Au premier trimestre 2026, l’économie marocaine affiche une résilience remarquable, malgré un environnement international toujours perturbé. Selon la note de conjoncture du Haut-Commissariat au Plan (HCP) d’avril 2026, le PIB a progressé de 5% en glissement annuel, après une hausse de 4,1% au trimestre précédent. Côté inflation, le Maroc enregistre un recul inattendu avec une baisse de 0,1% des prix à la consommation au premier trimestre 2026, principalement en raison de la chute des prix alimentaires (-1,1%). Les prévisions pour le deuxième trimestre tablent sur une inflation modérée autour de 1,5% en glissement annuel, dans un scénario de normalisation progressive des cours pétroliers. Cependant, en cas de persistance des tensions géopolitiques au Moyen-Orient, cette inflation pourrait atteindre 2,3%.

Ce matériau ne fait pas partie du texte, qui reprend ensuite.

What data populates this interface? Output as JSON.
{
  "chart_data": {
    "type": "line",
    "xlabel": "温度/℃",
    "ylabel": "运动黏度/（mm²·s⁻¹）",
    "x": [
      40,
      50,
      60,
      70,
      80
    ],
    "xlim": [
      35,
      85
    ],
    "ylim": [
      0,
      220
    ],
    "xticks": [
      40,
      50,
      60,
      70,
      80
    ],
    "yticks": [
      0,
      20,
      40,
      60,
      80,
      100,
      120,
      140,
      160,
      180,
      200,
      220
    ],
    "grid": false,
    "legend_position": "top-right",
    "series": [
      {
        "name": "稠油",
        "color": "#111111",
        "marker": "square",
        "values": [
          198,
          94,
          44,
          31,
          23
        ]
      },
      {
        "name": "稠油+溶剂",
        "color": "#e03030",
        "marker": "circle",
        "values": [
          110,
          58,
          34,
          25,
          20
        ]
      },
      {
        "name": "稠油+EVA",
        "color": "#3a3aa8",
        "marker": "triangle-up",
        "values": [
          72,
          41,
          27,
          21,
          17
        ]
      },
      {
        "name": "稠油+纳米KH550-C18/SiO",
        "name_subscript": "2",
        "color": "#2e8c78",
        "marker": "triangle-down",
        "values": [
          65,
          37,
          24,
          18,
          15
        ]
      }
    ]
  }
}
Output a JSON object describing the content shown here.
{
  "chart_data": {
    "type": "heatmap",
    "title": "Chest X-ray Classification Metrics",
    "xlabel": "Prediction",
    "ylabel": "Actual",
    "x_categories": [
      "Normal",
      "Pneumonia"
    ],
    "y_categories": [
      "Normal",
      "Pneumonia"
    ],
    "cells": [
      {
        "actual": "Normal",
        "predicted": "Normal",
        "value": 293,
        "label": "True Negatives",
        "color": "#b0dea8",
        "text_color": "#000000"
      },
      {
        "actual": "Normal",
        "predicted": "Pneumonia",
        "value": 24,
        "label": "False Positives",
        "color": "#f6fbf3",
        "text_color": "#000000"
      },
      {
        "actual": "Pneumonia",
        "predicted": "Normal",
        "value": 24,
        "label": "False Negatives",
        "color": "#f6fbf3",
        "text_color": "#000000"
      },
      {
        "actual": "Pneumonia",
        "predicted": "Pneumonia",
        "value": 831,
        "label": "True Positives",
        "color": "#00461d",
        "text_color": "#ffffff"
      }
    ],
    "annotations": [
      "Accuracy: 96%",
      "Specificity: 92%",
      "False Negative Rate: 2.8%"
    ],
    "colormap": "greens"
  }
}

C’est dans ce contexte que s’inscrit l’adoption prochaine d’un régime de ciblage de l’inflation, une réforme monétaire majeure annoncée fin 2025 et dont la phase pilote est prévue pour cette année, indique le magazine Finances News Hebdo. Ce nouveau cadre vise à ancrer les anticipations inflationnistes autour d’un objectif à moyen terme, permettant ainsi une meilleure stabilité des prix. Selon Edman Hassan, économiste et professeur à la Faculté des sciences juridiques, économiques et sociales d’Agadir, «à première vue, les conditions semblent réunies pour une transition réussie. Le canal du crédit fonctionne bien, comme en témoigne la forte progression des créances sur l’économie (+8,2%), ce qui montre que les décisions de Bank Al-Maghrib se transmettent efficacement aux entreprises et aux ménages».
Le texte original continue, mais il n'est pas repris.